In response to last year's vetoes, lawmakers have been nagging Palin for some clear criteria so they know what to expect. The gov's budget director responded in writing earlier this month, but without a whole lot of detail. Funding priorities are the "basic government services," she wrote, including life, health, safety; transportation; infrastructure; and education.

Dyson said today he's been working for years to try to make the criteria clearer, and he rolled out his own thoughts for evaluating capital projects, which ran a whole typed page. First, figure out whether the project is a state responsibility or belongs to someone else. Then figure out if it meets health, public safety, or infrastructure needs. See if there are matching grants that would make state dollars go further. And then add in any number of "mitigating factors," like the health of the community, the wealth of its people, how much it got from the state in previous years, etc. (I simplify, but that's the idea.) Dyson said he's trying to built support for his ideas from Finance Committee members and the administration, with little luck. "The silence is deafening," he said of the administration's response.

Dyson also argued the whole budgeting process is being done "absolutely backward." He's been calling for a while to get some experts in to figure out how much big a rainy day fund the state should have to deal with its regular revenue fluctuations and the expected deficits leading up to a gas pipeline. Only when lawmakers know how much they should save and how much they should use to pay down debt can they know how much to spend in this year's capital budget, he argues.
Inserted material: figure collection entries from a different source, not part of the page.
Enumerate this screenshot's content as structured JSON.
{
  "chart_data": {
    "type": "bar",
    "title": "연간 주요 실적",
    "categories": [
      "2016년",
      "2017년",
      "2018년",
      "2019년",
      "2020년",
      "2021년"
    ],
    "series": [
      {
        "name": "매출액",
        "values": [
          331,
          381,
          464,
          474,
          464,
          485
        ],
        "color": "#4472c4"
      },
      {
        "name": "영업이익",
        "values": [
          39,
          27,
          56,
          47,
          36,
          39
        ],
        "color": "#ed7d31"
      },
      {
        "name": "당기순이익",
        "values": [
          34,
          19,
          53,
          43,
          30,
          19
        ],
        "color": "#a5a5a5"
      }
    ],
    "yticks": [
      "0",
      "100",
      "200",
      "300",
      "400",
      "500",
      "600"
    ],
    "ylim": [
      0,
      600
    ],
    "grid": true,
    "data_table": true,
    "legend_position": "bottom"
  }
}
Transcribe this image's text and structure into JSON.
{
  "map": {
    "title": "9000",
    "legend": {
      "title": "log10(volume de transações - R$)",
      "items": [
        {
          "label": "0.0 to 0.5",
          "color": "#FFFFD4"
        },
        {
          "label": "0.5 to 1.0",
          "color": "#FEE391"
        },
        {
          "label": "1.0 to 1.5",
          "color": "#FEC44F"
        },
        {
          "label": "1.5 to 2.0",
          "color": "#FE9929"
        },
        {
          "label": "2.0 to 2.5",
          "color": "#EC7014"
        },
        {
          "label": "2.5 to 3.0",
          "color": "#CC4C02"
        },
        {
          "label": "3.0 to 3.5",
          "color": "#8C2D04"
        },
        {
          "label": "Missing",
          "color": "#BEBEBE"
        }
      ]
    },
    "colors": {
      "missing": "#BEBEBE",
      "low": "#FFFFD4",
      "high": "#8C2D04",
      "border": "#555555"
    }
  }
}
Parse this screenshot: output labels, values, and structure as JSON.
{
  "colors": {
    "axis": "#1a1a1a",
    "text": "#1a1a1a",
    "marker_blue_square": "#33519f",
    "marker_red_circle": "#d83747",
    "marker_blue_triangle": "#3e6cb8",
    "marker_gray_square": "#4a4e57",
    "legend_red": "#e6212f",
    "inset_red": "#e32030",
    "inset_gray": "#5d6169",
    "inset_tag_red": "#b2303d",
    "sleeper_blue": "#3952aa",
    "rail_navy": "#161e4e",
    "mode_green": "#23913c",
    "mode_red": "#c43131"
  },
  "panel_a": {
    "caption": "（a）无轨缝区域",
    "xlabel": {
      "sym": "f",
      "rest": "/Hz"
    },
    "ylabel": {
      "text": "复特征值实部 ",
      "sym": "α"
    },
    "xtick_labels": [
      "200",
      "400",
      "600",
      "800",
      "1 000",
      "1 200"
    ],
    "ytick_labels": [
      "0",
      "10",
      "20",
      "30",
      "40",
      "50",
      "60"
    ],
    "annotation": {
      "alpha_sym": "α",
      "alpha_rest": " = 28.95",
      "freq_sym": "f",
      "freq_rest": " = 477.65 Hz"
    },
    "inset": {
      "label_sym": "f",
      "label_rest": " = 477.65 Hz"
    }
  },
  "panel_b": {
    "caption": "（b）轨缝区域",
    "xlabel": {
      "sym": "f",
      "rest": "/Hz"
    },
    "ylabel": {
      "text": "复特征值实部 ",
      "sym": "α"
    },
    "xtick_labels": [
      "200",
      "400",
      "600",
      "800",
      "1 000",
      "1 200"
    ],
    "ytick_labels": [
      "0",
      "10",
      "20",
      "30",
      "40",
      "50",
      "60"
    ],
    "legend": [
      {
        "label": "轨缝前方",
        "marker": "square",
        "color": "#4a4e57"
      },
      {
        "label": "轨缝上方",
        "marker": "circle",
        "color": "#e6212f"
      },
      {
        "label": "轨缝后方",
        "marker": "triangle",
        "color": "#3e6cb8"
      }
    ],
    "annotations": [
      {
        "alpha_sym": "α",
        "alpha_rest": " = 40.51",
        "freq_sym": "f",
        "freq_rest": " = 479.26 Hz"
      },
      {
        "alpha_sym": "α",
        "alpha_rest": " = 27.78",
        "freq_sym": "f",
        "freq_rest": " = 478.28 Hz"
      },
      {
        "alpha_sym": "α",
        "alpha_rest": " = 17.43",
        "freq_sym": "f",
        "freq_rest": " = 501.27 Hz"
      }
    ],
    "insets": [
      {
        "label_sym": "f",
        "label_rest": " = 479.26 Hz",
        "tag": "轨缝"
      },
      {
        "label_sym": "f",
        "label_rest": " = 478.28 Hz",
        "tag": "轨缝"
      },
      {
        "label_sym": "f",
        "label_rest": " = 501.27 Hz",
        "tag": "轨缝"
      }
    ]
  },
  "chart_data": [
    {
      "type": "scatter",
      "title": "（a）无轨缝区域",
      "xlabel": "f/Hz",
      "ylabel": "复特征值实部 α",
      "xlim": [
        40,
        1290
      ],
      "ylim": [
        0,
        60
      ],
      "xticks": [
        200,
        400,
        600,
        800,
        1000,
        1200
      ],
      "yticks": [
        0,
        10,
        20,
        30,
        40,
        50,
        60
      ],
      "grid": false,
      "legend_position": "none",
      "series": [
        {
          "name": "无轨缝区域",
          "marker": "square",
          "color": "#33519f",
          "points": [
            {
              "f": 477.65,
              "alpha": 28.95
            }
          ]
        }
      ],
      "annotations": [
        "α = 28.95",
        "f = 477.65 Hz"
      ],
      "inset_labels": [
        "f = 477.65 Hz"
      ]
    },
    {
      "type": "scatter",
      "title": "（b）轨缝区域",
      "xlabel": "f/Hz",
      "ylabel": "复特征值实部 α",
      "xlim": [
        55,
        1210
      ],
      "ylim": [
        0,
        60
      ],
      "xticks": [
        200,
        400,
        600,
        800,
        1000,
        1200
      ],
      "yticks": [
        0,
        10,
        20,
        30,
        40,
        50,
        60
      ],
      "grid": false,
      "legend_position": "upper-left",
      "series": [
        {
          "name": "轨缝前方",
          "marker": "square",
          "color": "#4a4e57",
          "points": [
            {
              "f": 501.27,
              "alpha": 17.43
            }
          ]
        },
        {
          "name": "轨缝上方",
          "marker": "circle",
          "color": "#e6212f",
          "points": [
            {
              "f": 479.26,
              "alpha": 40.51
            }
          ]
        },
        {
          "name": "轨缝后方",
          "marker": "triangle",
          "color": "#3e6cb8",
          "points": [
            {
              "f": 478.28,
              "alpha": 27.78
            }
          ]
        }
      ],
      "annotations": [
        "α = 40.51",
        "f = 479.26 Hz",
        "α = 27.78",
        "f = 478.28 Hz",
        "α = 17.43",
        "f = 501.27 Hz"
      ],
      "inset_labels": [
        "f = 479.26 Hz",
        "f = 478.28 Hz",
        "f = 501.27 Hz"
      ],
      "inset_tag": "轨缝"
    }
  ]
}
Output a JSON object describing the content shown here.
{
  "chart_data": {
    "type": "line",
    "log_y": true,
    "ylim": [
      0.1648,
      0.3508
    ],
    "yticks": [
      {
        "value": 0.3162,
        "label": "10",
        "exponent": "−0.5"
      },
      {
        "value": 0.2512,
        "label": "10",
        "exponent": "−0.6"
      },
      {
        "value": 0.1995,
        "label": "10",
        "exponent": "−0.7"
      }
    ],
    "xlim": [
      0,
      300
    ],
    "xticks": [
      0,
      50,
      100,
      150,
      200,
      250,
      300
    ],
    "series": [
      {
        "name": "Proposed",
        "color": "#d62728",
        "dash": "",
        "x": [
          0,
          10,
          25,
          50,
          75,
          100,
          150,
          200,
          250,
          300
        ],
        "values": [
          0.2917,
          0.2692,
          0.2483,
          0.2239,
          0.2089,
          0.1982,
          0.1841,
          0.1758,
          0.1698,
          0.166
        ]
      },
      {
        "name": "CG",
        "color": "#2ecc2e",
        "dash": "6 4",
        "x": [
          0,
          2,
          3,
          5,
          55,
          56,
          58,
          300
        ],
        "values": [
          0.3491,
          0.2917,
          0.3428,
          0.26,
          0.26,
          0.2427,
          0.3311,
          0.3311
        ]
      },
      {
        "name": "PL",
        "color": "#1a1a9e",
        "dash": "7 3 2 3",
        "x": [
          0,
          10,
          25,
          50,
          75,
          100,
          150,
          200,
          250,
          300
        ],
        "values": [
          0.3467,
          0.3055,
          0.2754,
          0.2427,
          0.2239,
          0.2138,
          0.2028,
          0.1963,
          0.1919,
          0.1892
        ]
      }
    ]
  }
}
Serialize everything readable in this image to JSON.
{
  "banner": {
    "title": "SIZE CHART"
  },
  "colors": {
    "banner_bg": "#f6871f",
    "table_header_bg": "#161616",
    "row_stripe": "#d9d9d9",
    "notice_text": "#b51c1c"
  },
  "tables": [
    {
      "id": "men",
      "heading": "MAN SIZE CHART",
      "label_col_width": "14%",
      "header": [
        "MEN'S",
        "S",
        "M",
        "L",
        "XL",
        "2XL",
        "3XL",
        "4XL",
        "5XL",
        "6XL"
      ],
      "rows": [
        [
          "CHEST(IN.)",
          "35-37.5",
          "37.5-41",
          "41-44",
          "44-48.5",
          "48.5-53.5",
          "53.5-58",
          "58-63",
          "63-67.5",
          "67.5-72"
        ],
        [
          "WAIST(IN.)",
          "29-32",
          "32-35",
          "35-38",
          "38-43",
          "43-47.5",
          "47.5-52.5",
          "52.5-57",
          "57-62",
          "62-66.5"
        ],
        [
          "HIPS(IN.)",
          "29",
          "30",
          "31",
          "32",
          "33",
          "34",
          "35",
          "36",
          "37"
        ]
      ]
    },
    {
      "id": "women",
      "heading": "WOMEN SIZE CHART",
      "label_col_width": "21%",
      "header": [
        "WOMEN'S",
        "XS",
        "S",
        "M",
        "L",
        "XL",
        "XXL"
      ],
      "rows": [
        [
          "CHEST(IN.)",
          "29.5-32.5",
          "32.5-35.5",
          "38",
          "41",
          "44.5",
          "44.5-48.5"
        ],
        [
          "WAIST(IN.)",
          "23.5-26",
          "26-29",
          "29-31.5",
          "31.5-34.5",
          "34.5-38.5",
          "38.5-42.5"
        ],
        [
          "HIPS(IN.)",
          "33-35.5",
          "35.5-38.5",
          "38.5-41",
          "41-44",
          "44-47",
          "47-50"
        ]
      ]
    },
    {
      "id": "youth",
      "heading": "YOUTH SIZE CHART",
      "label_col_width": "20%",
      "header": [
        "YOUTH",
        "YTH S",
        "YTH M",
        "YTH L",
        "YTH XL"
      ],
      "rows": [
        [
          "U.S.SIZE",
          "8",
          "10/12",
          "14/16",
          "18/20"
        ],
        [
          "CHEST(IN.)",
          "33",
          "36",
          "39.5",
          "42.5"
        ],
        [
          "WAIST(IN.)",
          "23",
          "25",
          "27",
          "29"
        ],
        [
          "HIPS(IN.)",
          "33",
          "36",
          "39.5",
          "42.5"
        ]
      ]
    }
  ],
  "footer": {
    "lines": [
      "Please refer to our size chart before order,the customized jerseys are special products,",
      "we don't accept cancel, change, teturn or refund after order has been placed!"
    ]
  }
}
Last week, Sen. Gary Wilken made his own recommendations in a letter to the Finance Committee co-chairs. He called for agreeing on a spending limit, alternating the body of introduction, and labeling all state money "Alaska Funds." Wilken said today he hadn't heard anything yet, aside from Sen. Bert Stedman's comment to me, that if the ideas were so good, Why didn't Wilken implement them when he was co-chair? After seeing what happened in the last three years, Wilken said, "I wish I would have."